From squatting to urban commons
Squats as urban commons
There are many cases in Europe of collective self-management of resources, spaces and services that are part of the so-called "common goods". Among these spaces, the itinerary “Reclaiming community spaces” collects experiences of the squatting of public or private properties that revived collective spaces, thus generating a significant social, political and cultural impact upon local communities. This led administrations to formally recognize and legitimize them through forms of management agreements, which have allowed them to stabilize as real "urban commons".
Spaces become formally and legally recognized
All the selected cases are the result of acts of re-appropriation, unauthorized use and squatting of abandoned spaces or areas saved from abandonment and speculation, to be returned to the community with the intent to give concrete solutions to social, cultural and environmental problems.
The path that leads these experiences to become formally and legally recognized spaces often includes moments of open conflict with the institutions: demonstrations and public awareness campaigns to obtain popular support, acts of sabotage and resistance to evictions, clashes and intense negotiations with the authorities and the property owners.

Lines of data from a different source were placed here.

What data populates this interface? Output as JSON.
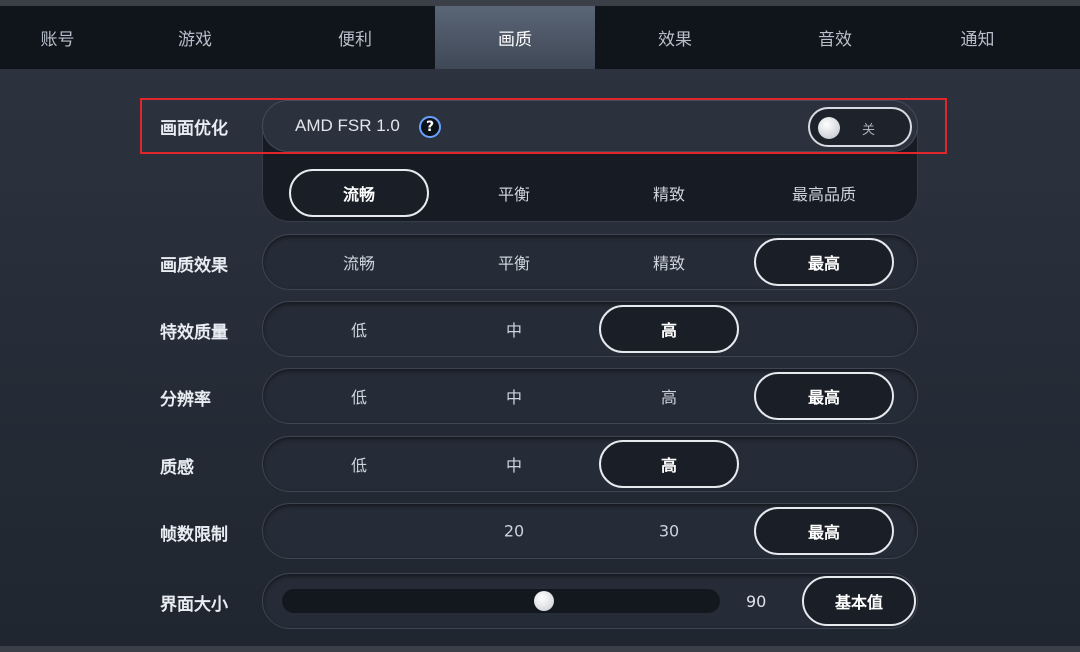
{
  "tabs": [
    {
      "label": "账号"
    },
    {
      "label": "游戏"
    },
    {
      "label": "便利"
    },
    {
      "label": "画质"
    },
    {
      "label": "效果"
    },
    {
      "label": "音效"
    },
    {
      "label": "通知"
    }
  ],
  "active_tab": "画质",
  "image_optimization": {
    "label": "画面优化",
    "fsr_name": "AMD FSR 1.0",
    "help_icon": "?",
    "toggle": {
      "state_label": "关",
      "on": false
    },
    "presets": [
      "流畅",
      "平衡",
      "精致",
      "最高品质"
    ],
    "selected_preset": "流畅"
  },
  "quality_effect": {
    "label": "画质效果",
    "options": [
      "流畅",
      "平衡",
      "精致",
      "最高"
    ],
    "selected": "最高"
  },
  "fx_quality": {
    "label": "特效质量",
    "options": [
      "低",
      "中",
      "高"
    ],
    "selected": "高"
  },
  "resolution": {
    "label": "分辨率",
    "options": [
      "低",
      "中",
      "高",
      "最高"
    ],
    "selected": "最高"
  },
  "texture": {
    "label": "质感",
    "options": [
      "低",
      "中",
      "高"
    ],
    "selected": "高"
  },
  "frame_limit": {
    "label": "帧数限制",
    "options": [
      "20",
      "30",
      "最高"
    ],
    "selected": "最高"
  },
  "ui_size": {
    "label": "界面大小",
    "value": "90",
    "slider_fraction": 0.6,
    "reset_label": "基本值"
  },
  "colors": {
    "highlight": "#e0262b",
    "help_ring": "#6aa3ff",
    "active_tab": "#5a6576"
  }
}
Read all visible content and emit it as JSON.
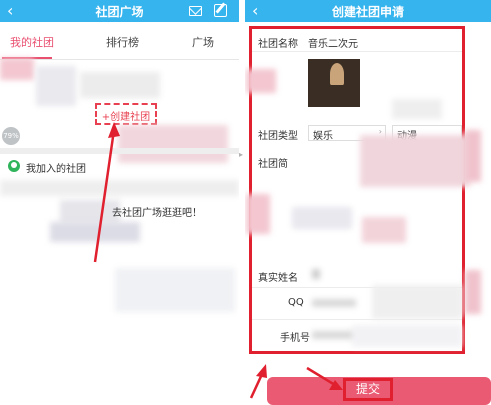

Unlike in cases where the spaces have continued to operate illegally, at a certain point in their journey these selected spaces have initiated dialogues with the local administration, at times confrontational, but which have led to agreements being made to guarantee the stability and continuation of the activity. The process leading to the agreement has not always been painless, sometimes generating a strong internal debate and undermining some of the identifying original features of the common.
Collective creation of alternative models for society
Another common denominator is represented by the motivations behind the occupations: they are practices of opposition and resistance against social injustice, the lack of policies for access to housing or community services and, more generally, against policies that embrace or support the capitalist model. However, these are not only experiences that fight the system, but actions that reclaim spaces for active politics and collective creation of alternative models for society, based on principles like mutualism, informality, equality, and self-management and that are designed to enhance and share the opportunities and social impact produced by a recovered common.
Public institutions adopt innovative tools and policies
Finally, the value of these experiences is not limited to the benefits they bring to their communities or cities: these are emblematic cases because, in different ways and in close relation to the context, they have stimulated public institutions to adopt innovative tools and policies in terms of shared administration and management of common goods, such as the unique or sometimes first-of-their-kind agreements and regulations identified in Barcelona, Naples and Bologna.
Municipalism and co-management of commons: what's going on in Barcelona?
The process of democratic transformation that has occurred in Spain over the last few years has shown how the inclusion of local movements within institutions can empower grassroots organizations, putting administrations at the service of social change.
Ateneu Populars as a response to the lack of formal educational infrastructure for the working classes
There are many experiences of citizen aggregation designed to respond to social problems: initiatives of solidarity and cooperation that develop without being determined by market logic or that of the public administration.
This is exemplified by Ateneu Populars, which were created between the 1880s and the years of the Second Spanish Republic in response to the lack of official educational infrastructure for the working class. After the Francoist regime, these entities started to pop up again, especially in Catalonia, Valencia and Madrid, becoming centers of social and cultural promotion that actively confronted the social problems present in the different neighborhoods. Around the 1980s, some of them established a connection with the rising youth movements, specifically the squatter movement also present in the city of Barcelona.
A long tradition of community management
Barcelona, in particular, has a long tradition of community management and use of the commons: often united in associations, citizens have demanded and fought to reclaim and manage these spaces themselves.
As a result of the escalation of these processes and their facilitation by the administration, Barcelona has become, in recent years, an open-air laboratory of democracy capable of providing tools for the education and empowerment of the communities involved.
Bottom-up participation in the management of public services and facilities
The Patrimoni ciutadà (Citizen Heritage Programme for Community Use and Management), a legislative framework that seeks to promote, increase and consolidate experiences of participation and community management of urban commons, is definitely an innovative policy in this sense. Promoted in 2015 by the council of mayor Ada Colau, this measure has allowed the city to equip itself with a series of useful tools to support citizens in the administration of self-managed spaces, giving them the possibility to take action for direct democracy and, at the same time, guaranteeing their legal protection.
Thanks to this type of policy in Barcelona, entities, groups of people and associations of citizens can exercise powers of the municipality or participate, on behalf of the City Council, in the management of services or facilities owned by the public administration.